The median duration of general anesthesia was 4.5 h. Patients had significantly lower flow-mediated dilation after surgery (5.1 +/- 3.3 to 3.0 +/- 4.1%; P = 0.001). Duration of anesthesia affected endothelial function. In the nitrous oxide group, there was an inverse correlation with flow-mediated dilation (r = -0.60, P = 0.004), but in the control group, there was a positive correlation (r = 0.61, P < 0.001). When compared with control, nitrous oxide exposure was associated with a significant increase in postoperative homocysteine (mean difference, 4.9 microm; 95% confidence interval, 2.8-7.0 microm; P < 0.0005) and decrease in flow-mediated dilation (3.2%; 95% confidence interval, 0.1-5.3%; P = 0.001). Nitrous oxide exposure was not associated with change in nitric oxide substrates.

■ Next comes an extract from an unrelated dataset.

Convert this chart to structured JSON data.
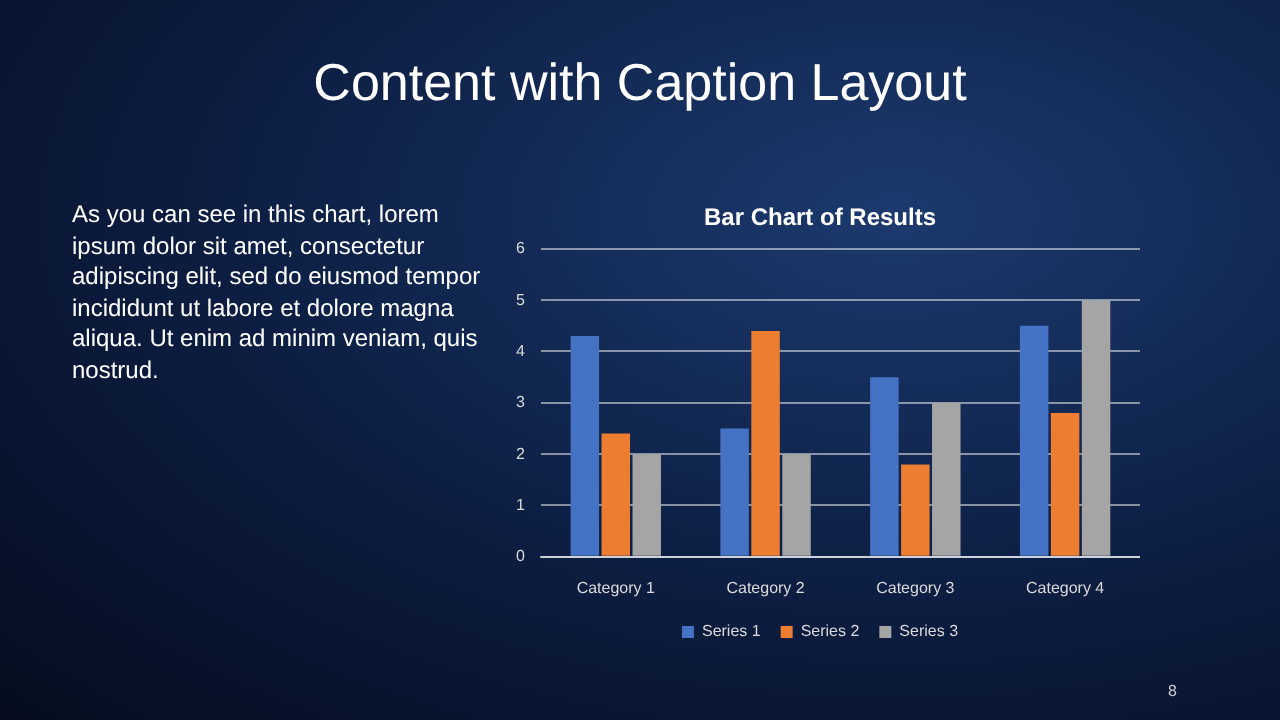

Nitrous oxide-based anesthesia increased plasma homocysteine and significantly impaired endothelial function in patients undergoing noncardiac surgery. Nitrous oxide-based anesthesia could be a risk factor for postoperative cardiovascular morbidity.
高同型半胱氨酸血症会损害内皮功能。氧化亚氮麻醉会使血浆同型半胱氨酸升高。本研究旨在确定手术后内皮功能是否受损,以及接触氧化亚氮是否会使其恶化。

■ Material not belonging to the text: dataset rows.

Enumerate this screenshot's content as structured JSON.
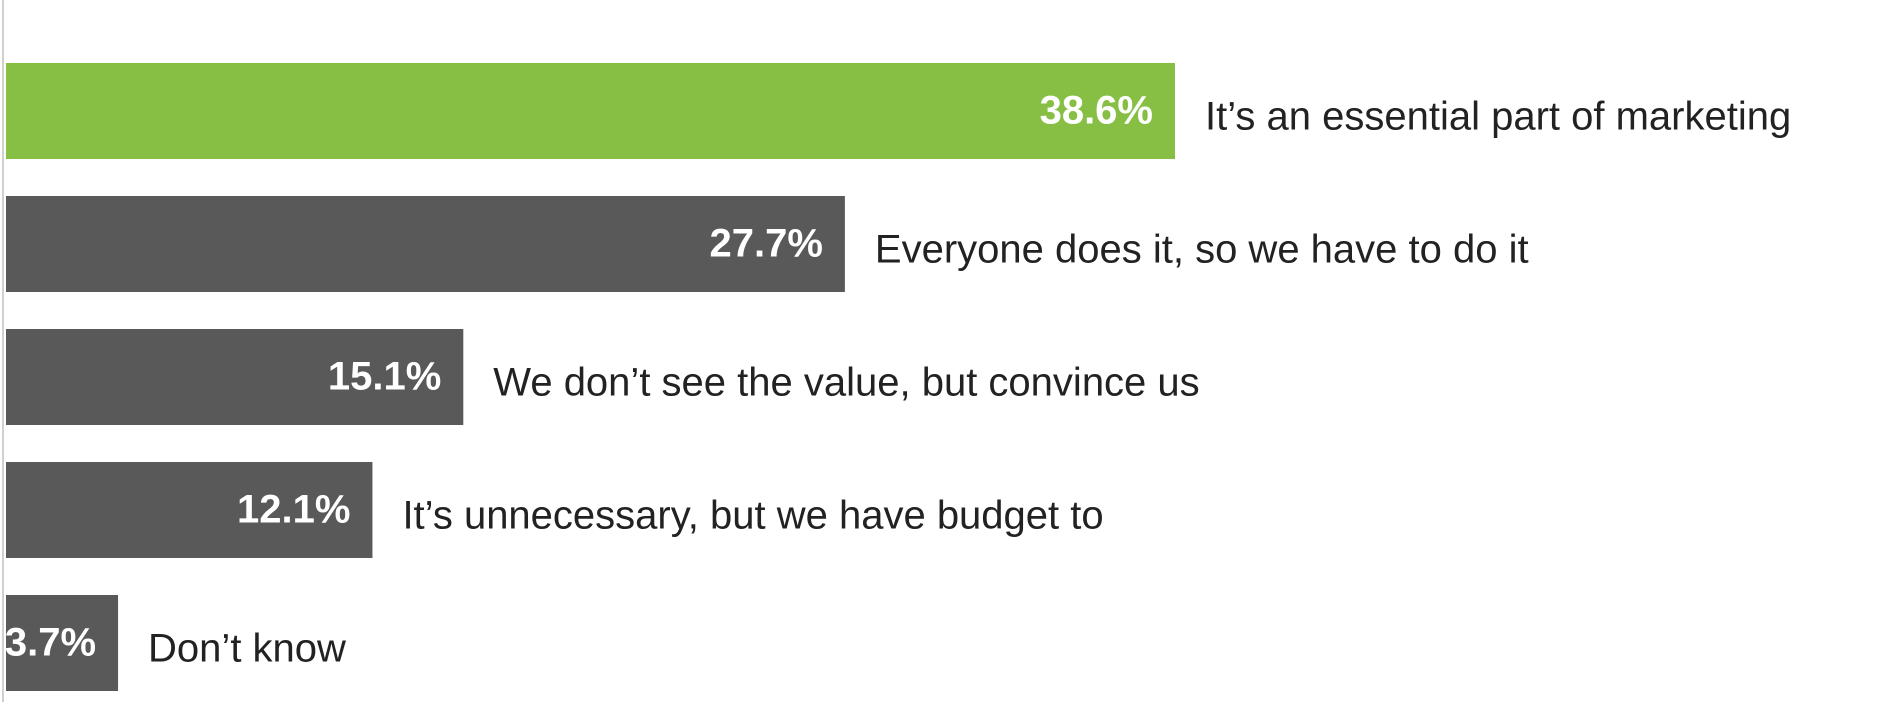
{
  "chart_data": {
    "type": "hbar",
    "categories": [
      "It’s an essential part of marketing",
      "Everyone does it, so we have to do it",
      "We don’t see the value, but convince us",
      "It’s unnecessary, but we have budget to",
      "Don’t know"
    ],
    "values": [
      38.6,
      27.7,
      15.1,
      12.1,
      3.7
    ],
    "value_labels": [
      "38.6%",
      "27.7%",
      "15.1%",
      "12.1%",
      "3.7%"
    ],
    "colors": [
      "#86bf44",
      "#595959",
      "#595959",
      "#595959",
      "#595959"
    ]
  }
}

作者研究了59例接受非心脏手术的心血管疾病患者。患者被随机分配至基于氧化亚氮的麻醉组(n = 25)或无氧化亚氮麻醉组(对照组,n = 34)。在手术前及术后24小时通过肱动脉血流介导的血管舒张来测量内皮功能。此外,在两个时间点采集血液以测量血浆同型半胱氨酸、叶酸、L-精氨酸、L-瓜氨酸、不对称二甲基精氨酸和硝酸盐浓度。
全身麻醉的中位持续时间为4.5小时。患者术后血流介导的血管舒张明显降低(从5.1±3.3降至3.0±4.1%;P = 0.001)。麻醉持续时间影响内皮功能。在氧化亚氮组中,与血流介导的血管舒张呈负相关(r = -0.60,P = 0.004),但在对照组中呈正相关(r = 0.61,P < 0.001)。与对照组相比,接触氧化亚氮与术后同型半胱氨酸显著升高(平均差异,4.9 μmol;95%置信区间,2.8 - 7.0 μmol;P < 0.0005)及血流介导的血管舒张降低(3.2%;95%置信区间,0.1 - 5.3%;P = 0.001)相关。接触氧化亚氮与一氧化氮底物的变化无关。
基于氧化亚氮的麻醉会增加接受非心脏手术患者的血浆同型半胱氨酸并显著损害内皮功能。基于氧化亚氮的麻醉可能是术后心血管发病的一个危险因素。